Controversiality in writing.

1aac6c360c0e5ffdfe47e48548992171.jpg

 

I recently was asked an opinion on a highly controversial piece written by a budding artist. They had questioned if putting in concepts like human trafficking, cult activities, racism, rape victims and genocide.

They were afraid that writing about these topics were going to offend someone or get them blacklisted. This was my response:

“Is this work fiction? If so, write it. Any and all issues should be discussed in literature. If you’re out to tell a story, it will thrive. If you’re just going to pander to an unseen audience, it will falter. Our most controversial books to date were written despite the threat of blacklisting. Our libraries honor them now.”
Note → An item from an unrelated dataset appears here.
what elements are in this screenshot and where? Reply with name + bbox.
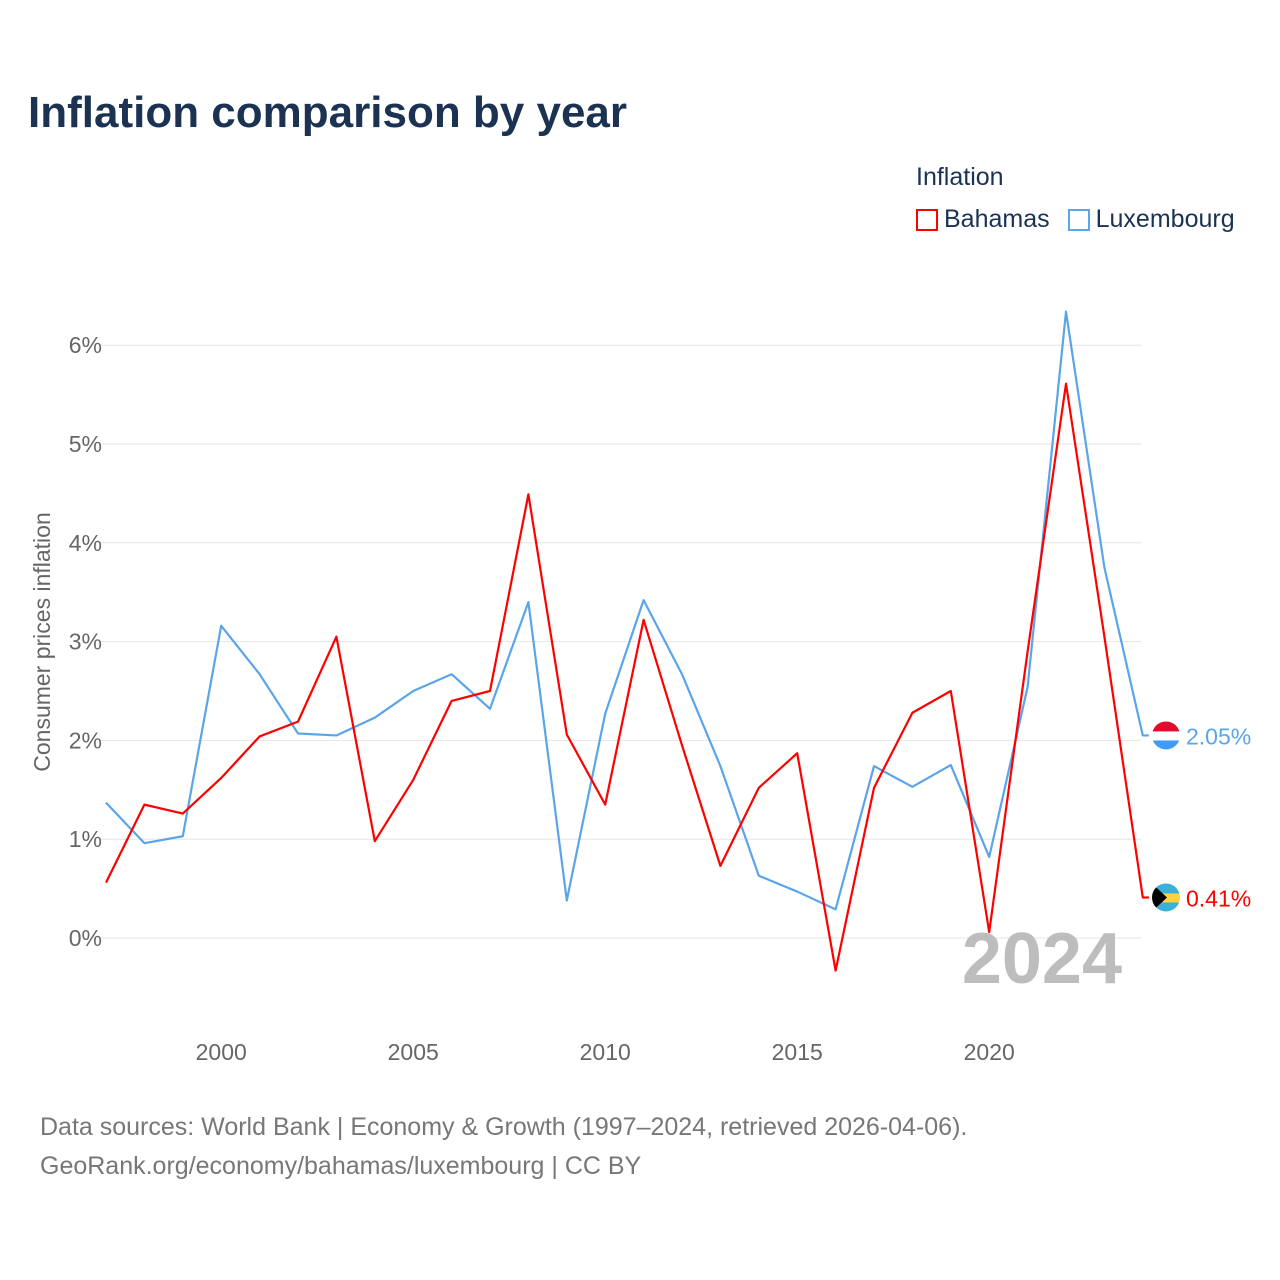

I was proud of the help I could give to this person, but I realized that I was falling into the same kind of situation. I had been debating for months with myself on certain parts of the book and if they were appropriate. It took reading a page in my own morality book to slap me back into work. These issues are something I believe are important. Issues and problems my own people deal with on a daily basis. If I don’t have the courage to stand up and write about them, despite the fear of reprisal, than nothing changes. If nothing changes, the people who suffer will continue to suffer. I will not allow that to happen.

 

Conflict is a necessity of every human being. Even if somehow we find a way to fix an issue or problem, there will be more to come. But that’s how we learn and grow. Fear of failure is a fear of learning. We MUST continue to strive to solve these challenges, and continue to expect more.

 

I don’t know about you, but that makes me excited! This wild ride never ends. Let’s get to it!

-Silver the Bard: “If you haven’t heard from me, assume I’m dead and avenge me.”